Don't veer for deer: Deer-vehicle crashes 'at their peak right now' in Minnesota

A photo shared by the Benton County Sheriff's Office showing front-end damage to a vehicle that hit a deer.

Don’t veer for deer: That’s the message from the Minnesota Department of Public Safety following a number of vehicle crashes across the state.

“Every fall, we usually see an uptick in deer-related crashes,” said Minnesota State Patrol Lt. Gordon Shank. “I think, just the fact that it’s that season." 

Deer-vehicle crashes are at their peak right now. The State Patrol posted a warning to social media this week after troopers in West Central and Central Minnesota responded to three separate crashes just before 7 a.m.

“It’s hard to say that we’ve seen an uptick, per se,” said Shank. “But we have seen deer crashes. We’ve responded to deer injury crashes. We know that they do happen.”

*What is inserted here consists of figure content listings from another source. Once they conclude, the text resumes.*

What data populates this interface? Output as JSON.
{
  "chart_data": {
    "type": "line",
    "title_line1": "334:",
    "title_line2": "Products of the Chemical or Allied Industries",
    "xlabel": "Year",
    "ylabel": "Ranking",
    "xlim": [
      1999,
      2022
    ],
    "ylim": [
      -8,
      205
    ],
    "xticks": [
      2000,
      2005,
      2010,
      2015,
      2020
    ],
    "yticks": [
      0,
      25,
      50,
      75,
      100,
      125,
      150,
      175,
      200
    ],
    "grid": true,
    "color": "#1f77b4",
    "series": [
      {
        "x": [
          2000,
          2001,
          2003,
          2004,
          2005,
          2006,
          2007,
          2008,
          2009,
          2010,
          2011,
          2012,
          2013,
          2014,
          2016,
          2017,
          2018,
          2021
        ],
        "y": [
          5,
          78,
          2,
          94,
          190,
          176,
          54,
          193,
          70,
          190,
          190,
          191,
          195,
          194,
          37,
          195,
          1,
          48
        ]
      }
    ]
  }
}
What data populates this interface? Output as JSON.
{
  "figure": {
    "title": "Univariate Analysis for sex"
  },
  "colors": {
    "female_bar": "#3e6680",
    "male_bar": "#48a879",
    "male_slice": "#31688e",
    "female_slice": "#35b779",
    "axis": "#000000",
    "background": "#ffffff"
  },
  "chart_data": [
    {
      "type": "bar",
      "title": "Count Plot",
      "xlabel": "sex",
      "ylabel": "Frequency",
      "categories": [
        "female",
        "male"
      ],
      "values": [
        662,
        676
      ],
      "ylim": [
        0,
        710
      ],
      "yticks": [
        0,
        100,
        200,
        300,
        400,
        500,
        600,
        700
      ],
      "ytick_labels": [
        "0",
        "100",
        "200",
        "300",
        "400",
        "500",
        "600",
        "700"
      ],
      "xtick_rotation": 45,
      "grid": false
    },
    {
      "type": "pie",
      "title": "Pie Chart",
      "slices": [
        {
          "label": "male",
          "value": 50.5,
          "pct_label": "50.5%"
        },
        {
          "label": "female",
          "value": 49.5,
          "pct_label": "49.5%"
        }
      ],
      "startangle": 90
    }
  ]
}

Nearly a month ago, a station wagon was totaled after colliding with a deer on Hwy. 212 in Eden Prairie. The driver and passengers were unharmed.

Two weeks ago, in the west Twin Cities metro area, there was another deer-vehicle crash that startled the driver and left his car a total wreck.

“The impacts are pretty severe,” said Joel Hansen, of Twin City Auto Body. “We’re seeing an average of $3,000-$8,000 in repair costs.”

Hansen says, so far this fall, they’ve seen more than a 20 percent increase in deer hits.

“Just today, I’ve written four estimates on deer impacts and my sister store down in Northfield has written five today,” Hansen added.

In 2018, there were more than 1,200 vehicle deer crashes in Minnesota. Dozens of people were injured and six were killed.

Authorities reminded drivers to be on the lookout.

“Just be aware that they are out there,” Shank said. “Make sure you keep your eyes up, distraction free, buckle up. Watch your speeds, especially in those areas where you know there’s a high volume of deer.”

In just the last five years, 18 people have lost their lives from deer-vehicle crashes. Drivers are urged to be cautious, especially between 6 p.m. and 9 p.m. in the evening, when deer are most active.